Don't attempt to eat raw kalo or taro...don't take the chance cause the consequence can be painful and fearful.

I raise a type named Bong Long or in pidgen "Pake" or Chinese taro. The leaves
at any age are very good cooked either in Laulau form or as a cooked spinich form
or cooked and then processed as a soup and there are many ways of doing that.

I love the poi because it is naturally sweet and not bland like the poi I was raised
on which was the Lehua, wetland type...tasteless except when Shoyu is added
or tart; the 3 day old variety. Pake poi is very tasty and makes great baby food.
The color is light lavender not grey and if you like 3 day old poi it will do that
very favorably also.

I have added the poi into the soup base instead of heavy cream as taught me
by a friend and that is very good also. Of course adding the taro into the laulau
instead of sweet potato or along with sweet potato makes your laulaus a winner.

I'm using the adolescent leaves now for laulaus rather than the elder leaves. I find
no difference in taste only texture and still It isn't a big deal.

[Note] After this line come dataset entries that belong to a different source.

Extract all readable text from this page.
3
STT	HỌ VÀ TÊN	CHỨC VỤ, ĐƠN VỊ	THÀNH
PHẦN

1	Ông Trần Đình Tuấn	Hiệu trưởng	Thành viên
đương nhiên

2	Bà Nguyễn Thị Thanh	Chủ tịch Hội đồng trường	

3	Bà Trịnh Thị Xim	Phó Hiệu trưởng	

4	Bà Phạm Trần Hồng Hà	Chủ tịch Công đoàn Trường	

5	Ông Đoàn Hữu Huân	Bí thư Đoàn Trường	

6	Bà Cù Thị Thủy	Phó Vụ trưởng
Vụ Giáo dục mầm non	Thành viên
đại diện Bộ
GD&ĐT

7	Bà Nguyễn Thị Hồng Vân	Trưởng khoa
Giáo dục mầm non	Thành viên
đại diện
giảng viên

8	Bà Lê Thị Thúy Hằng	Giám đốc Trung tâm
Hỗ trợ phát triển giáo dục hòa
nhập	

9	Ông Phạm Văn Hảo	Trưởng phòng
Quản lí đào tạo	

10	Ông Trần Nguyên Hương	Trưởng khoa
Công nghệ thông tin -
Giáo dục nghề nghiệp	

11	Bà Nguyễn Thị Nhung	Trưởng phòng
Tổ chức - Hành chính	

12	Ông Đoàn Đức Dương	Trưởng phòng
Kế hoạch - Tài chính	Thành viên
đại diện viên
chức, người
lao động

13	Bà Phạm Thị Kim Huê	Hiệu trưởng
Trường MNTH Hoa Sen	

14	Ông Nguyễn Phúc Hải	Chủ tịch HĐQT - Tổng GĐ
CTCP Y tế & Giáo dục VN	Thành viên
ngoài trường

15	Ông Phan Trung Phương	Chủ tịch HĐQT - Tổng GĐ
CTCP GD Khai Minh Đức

I have used the "huli" stem as a cooked vegetable and that is good however
cooking it as long as the leave (3 hours + neutralizes the toxins) makes it mushy
soft...I will experiment further as eating the huli isn't usual for me...just another
vegetable I don't have to purchase.

A Hui Ho.

trent lopez's picture

I have been looking for a big taro roots that grows in the Philippines, we call them linsa and bungkukan if i spelled them write, anyway i live in US anyone could tell me the english words for these taro roots i am looking for. Thanks.